Madeleine Hope Dodds known as M. Hope Dodds (2 January 1885 – 13 May 1972) was an English author and historian who wrote The Pilgrimage of Grace 1536–1537, and the Exeter Conspiracy, 1538. She had three sisters and one brother, their parents were Edwin and Emily Dodds. She and two of her sisters founded the Little Theatre Gateshead.

== Early life ==
Madeleine Hope Dodds was the second of five children of Edwin Dodds, of Home House, Gateshead, County Durham, and Emily (née Bryham). She had three sisters and a brother. One of her grandfathers had a printing business and the other, John Mawson, was Sheriff of Newcastle.

She went to a girls-only high school called Gateshead High School. After she graduated high school in 1904, she attended Newnham College, Cambridge for two years. Dodds was able to pass within those two years with Second Class Honors in the History Tripos. Dodds was able to get her degree years later because at the time when she attended the college, women were not able to obtain any degree. Newnham College, Cambridge is still one of the few colleges that still give out education to exclusively women.

== Writing career ==
Dodds began writing for the Victoria History of the Counties of England in 1907 contributing towards the history of Durham. Finding herself short of funds for her education she wrote to the publication's editor with the support of her tutor at Newnham. She offered to work more on Durham or on Northumberland. William Page agreed that she would join his staff and later she continued as an outworker being paid for every 1,000 words about Darlington. Dodds' college thesis on the bishops of Durham's boroughs gained her the Creighton memorial prize in 1909.

In 1915, Madeleine Hope Dodds and her sibling, Ruth, wrote The Pilgrimage of Grace, 1536–1537, and the Exeter conspiracy, 1538, which was published by the Cambridge University Press. Their work is still being recognised a century later. Their book appeared in The American Historical Review, which reviews historical pieces from 1895 to the present. Their work is well respected by scholars who are still alive to this day. Dodds was also featured in a book called, In Search of the New Woman: Middle-Class Women and Work in Britain 1870–1914, which briefly describes her work. Not only did she write The Pilgrimage of Grace, 1536-1537, and the Exeter Conspiracy, 1538 with her sister in 1915, she also wrote journals in her career, like "The Problem of the 'Ludus Coventriae'" and "Political Prophecies in the Reign of Henry VIII". The journals that Dodds have published can range from theatre and poetry to morality, religion and history.

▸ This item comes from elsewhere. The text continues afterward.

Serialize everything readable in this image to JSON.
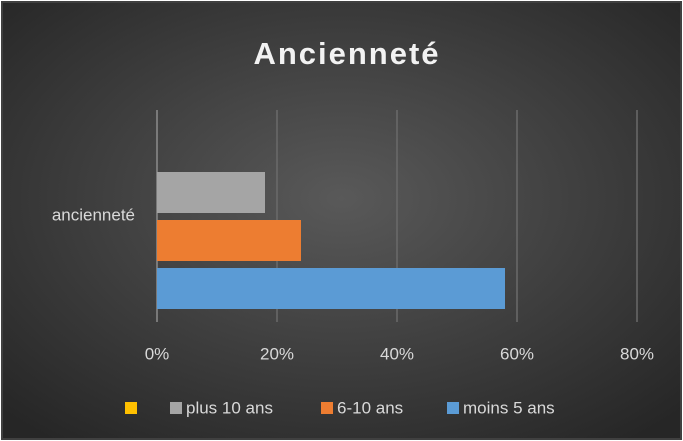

Dodds was also one of many who worked for the Newcastle Society of Antiquaries in 1908. In 1947 she was promoted to be an honorary member by the society that she worked for.

==Death and legacy==
Dodds died in 1972. There is a plaque to her and her elder sisters, Ruth and Sylvia, noting that they founded the Little Theatre Gateshead that was installed in 2005. The plaque is on their home in Low Fell in Gateshead they shared for most of their lives.